Selman S. Akyüz

Selman S. Akyüz

Arzuyla, coşkuyla, şehvetle…

Arzuyla, coşkuyla, şehvetle…

Adanaspor deyince aklıma hep kötü şeyler gelir. Yıllar önce Necati Ateş ve Altan Aksoy’un yıldız olduğu zamanlar, şampiyonluk maçında 5 tane yiyip Konya’ya dönmüştük. Geçen yıl yine böyle güneşli bir havada stadyuma gelirken, yolda esnaf sormuştu: “ne olur abi maç?” diye. Ne denir? “Yeneriz abi, bu maçı da alamazlarsa bıraksınlar bu işi” demiştim. Yenildik. Sezon boyunca genç oyuncularla harika performans gösteren Osman Özdemir’in hatasıyla kaybettiğimiz ender maçlardan biriydi belki de. Ama bir sezonda zaten kaderi belirleyen 3-4 maçı da geçmiyor ki. O maçın yıldızı Adanaspor’un golcüsü M’billa idi. İki gol atıp çekip gitmişti. Ligin ilk yarısında da yine defansı perişan eden, Ali Turan’ı peşinden sürükleyen iki gol daha atıp Konyaspor’u evine gönderen M’billa’ydı. Bu maç öncesi de herkese “yeneriz abi” dedim ama en korktuğum adam yine sahadaydı.

Öyle bir golcüye sahip olup bir takımın yıllardır süper lige çıkamamasına da bir türlü anlam veremiyorum. Mesela Konyaspor, “Süper Golcü Ars”ı sezon başında alabilmiş olsaydı, şimdi Erciyes ya da Rize yerine Torku Konyaspor uçup gidecekti.

Sonra şom ağızlı olduğumu hatırlayıp, kendimi kötü düşüncelerden kurtardım. Neyse ki Ali Turan da sağ bekte olduğu için Selim ve Erdinç ikilisi M’billa’yı kolay bırakmadı.
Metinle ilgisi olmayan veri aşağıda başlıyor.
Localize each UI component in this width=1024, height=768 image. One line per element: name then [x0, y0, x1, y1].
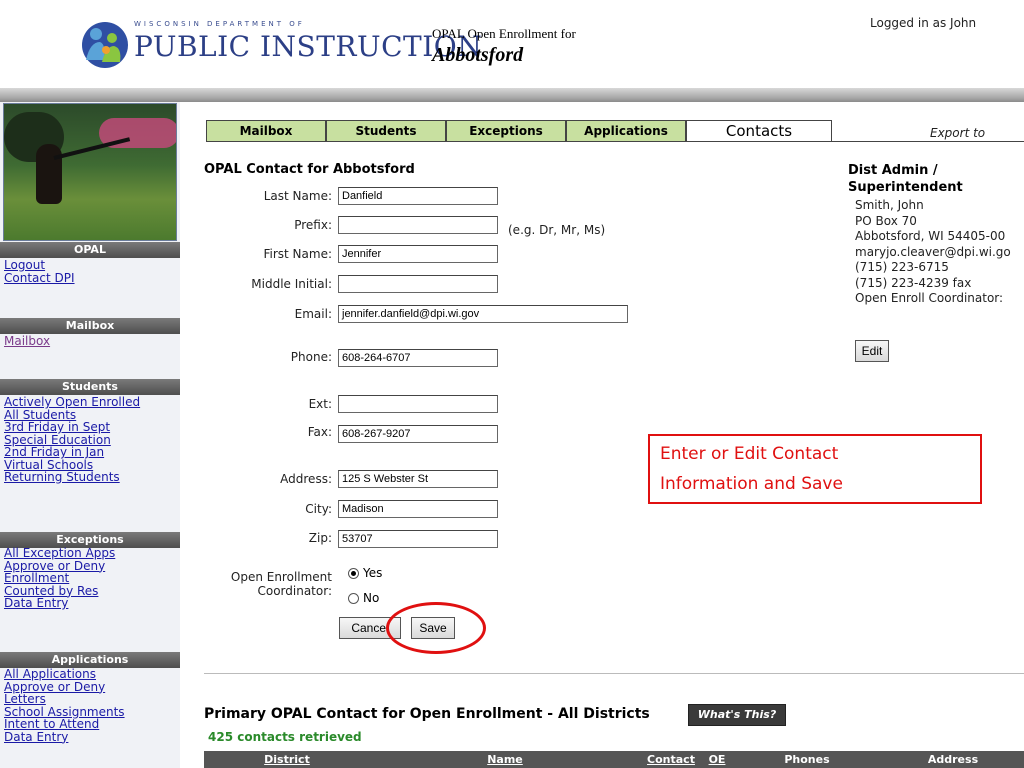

Maçı ilk 10 dakikasında tribünleri dolduran yaklaşık 15 bin kişinin de etkisiyle hızlı başlayan Konyaspor, art arda pozisyonlar buldu ama Adanaspor 25. dakikadan sonra dengeyi sağladı. Play off’a oynayan güçlü bir takım maçı bedava verecek değildi tabi. İlk yarının sonlarına doğru M’billa’nın golü sayılmayınca herkes derin bir oh çekti.

İkinci yarıda, bu kez ilk on dakika Konyaspor uyudu. Tam içimden “60’a kadar gol olmazsa sıkıntı yaşanır” diye düşünürken Uğur Tütüneker’in oynaması gerektiğini haftalar sonra anladığı adam Neca, yine güzel bir gol attı.

1-0’dan sonra Konyaspor Erciyes maçındaki gibi oynamaya başladı. Roller değişti, Adana saldırırken Konya kontralardan tehlikeli oldu. Maçın ilk bölümünde eleştirilen hakem son derece dengeli kararlarla Adanaspor’un sertliğine müsaade etmeyince fazla hırs yapan Sedat kırmızı kartla oyun dışı kaldı. Tribünler ikinci kez derin bir “oh” çekti.

Sonrası benim için formaliteydi. Ama taraftarı, coşkusunu, umudunu, başarıya açlığını takdir ettim. 90. dakikada bile gol istediler, hakeme bağırdılar, Ömer Ali’ye gaz verdiler, harikaydılar. Bu yıl belki de ilk kez heyecanla, gerçek bir futbol maçı izledim.

Bir yarışmanın sunucusu diyor ya: “Coşkuyla, arzuyla, şehvetle, 4, 3, 2, 1” diye.  Ligin bitimine 4 hafta kaldı ve Torku Konyaspor, bu coşkuyu inşallah boşa götürmez.

Ligin sonuna doğru form tutan takımlar şanslıdır. Coşkuyu kaybetmediği sürece.